When the Perfect Comes, We'll Stop Debating What the "Perfect" Is

This is going to be really brief. Many have argued that the phrase in 1 Corinthians 13:10. "when the perfect comes, the partial will be done away," either refers to the canon, in which case the partial is done away at the closing of the canon, or it refers to the parousia, in which case the partial is still alive and well today.

I just want to say that it is neither. The context is not referring to the canon of Scripture or the second coming of Christ. What is the context talking about? Here's an insight from Captain Obvious. The context is about love. Paul's entire point in the book is that the Corinthians think that Christian spirituality is primarily bound up in being philosophically savvy and having spiritual displays of power, and that such an understanding of Christian spirituality is fallacious.

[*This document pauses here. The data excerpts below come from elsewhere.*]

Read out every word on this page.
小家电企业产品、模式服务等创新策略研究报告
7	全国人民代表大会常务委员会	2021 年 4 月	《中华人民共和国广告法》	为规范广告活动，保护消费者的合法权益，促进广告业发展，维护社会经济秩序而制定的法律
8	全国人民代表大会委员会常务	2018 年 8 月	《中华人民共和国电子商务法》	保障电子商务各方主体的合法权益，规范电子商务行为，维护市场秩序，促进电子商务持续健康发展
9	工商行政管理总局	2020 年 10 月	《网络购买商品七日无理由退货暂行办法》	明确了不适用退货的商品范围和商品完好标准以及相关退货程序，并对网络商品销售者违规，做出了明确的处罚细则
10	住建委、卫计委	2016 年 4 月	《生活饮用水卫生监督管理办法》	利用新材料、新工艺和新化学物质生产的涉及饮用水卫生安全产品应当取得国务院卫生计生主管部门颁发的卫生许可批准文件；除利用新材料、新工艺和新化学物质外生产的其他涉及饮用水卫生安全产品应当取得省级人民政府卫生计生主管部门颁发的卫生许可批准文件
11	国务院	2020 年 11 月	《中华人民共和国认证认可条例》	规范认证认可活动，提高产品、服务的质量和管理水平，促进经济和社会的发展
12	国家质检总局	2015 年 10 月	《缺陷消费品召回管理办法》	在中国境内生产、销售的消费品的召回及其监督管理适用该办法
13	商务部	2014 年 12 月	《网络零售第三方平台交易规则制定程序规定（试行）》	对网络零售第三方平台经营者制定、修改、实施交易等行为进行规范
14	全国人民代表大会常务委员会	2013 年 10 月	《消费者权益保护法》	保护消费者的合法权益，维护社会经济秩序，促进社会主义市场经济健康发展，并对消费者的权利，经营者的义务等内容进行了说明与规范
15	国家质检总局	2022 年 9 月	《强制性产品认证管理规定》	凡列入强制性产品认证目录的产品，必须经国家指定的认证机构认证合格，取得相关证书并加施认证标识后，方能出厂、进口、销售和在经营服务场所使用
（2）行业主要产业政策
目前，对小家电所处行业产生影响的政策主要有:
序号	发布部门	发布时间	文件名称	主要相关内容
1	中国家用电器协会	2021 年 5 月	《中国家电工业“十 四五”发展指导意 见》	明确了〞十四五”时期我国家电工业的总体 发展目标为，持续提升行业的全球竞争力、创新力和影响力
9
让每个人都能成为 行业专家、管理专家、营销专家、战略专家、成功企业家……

Instead, Christianity is about love. Love doesn't divide up into groups who should all be one in Christ. Love doesn't let sin destroy the congregation because it thinks it's being gracious to the unrepentant sinner. Love doesn't divorce a spouse or even sin against oneself. Love doesn't ruin a fellow believer by getting eating things sacrificed to idols, or eat all of the communion and get drunk by hogging all of the wine before the poor among you can partake of it in communion. Love doesn't criticize a laborer in the gospel for partaking of material support to help him in that endeavor. Love doesn't lift one gift up above another in terms of seeing the Spirit's favor upon one individual versus another. Love allows the congregation to be edified by its gifts, rather than creating chaos that doesn't allow the truth to be heard and distinguished from error. Love seeks to uphold the gospel and the doctrine of the future resurrection, and does not upset others by saying there is no resurrection from the dead. Love loves Christ and all else is anathema.

Hence, love is spiritual maturity, not being heady and having spiritual gifts. Those things may be things of the spirit. They are the means to get to a mature love in Christ, but they are not spiritual maturity themselves. And do you know what the word for "maturity" is in the Greek New Testament? That's right. It's "perfect," i.e., telios "the ends," "the goal," "maturity." In fact, the word often refers to a full grown adult, i.e., one who has come to maturity. So what is the "perfect," Boys and Girls? Love. When maturity in love comes, the partial will be done away. When a true spiritual maturity in genuine Christian love has been obtained, the partial is no longer needed. So the true discussion should center on whether the partial here just refers to "anything God has put in the world at various times to mature us in love," or if it literally refers to sign gifts and philosophical knowledge, so that even if we view more things as a part of the "partial," they must some how always be included in what brings us to maturity. That would really be where the cessationist and continuationist disagree, not on the issue of the perfect, as it does not give us a date in history, but a gnomic designation that simply suggests that when the ends have been reached the means are no longer needed. Hence, the means are subordinate to the ends and are therefore of lesser importance than the ends. Ergo, the Corinthians need to evaluate themselves in terms of the ends, not whether God has provided the means to them, since spiritual maturity and God's pleasure is found in the seeking of the ends, not the seeking of the means as ends in and of themselves.


  1. Thanks Truth.

    I would emphasize that a bit differently, in that once maturity in love has been accomplished for the church, the partial passes away. I think this does not occur until the resurrection. If that's what MacArthur means by "the eternal state," then I would agree with him. If he means, this is what happens when we die, then I would disagree. But the emphasis I would put on it is that the "perfect" refers specifically to love in this chapter, not to a time period when a particular event occurs. So the emphasis is on the event, rather than the time of the event.

    Having said all of that, I think tongues cease at the Fall of Jerusalem in AD 70, and that prophecy begins to pass away as a sufficient amount of Scripture becomes completed and dispersed throughout the Church. But neither of those would I root in 1 Cor 13, so I'm with MacArthur on that point.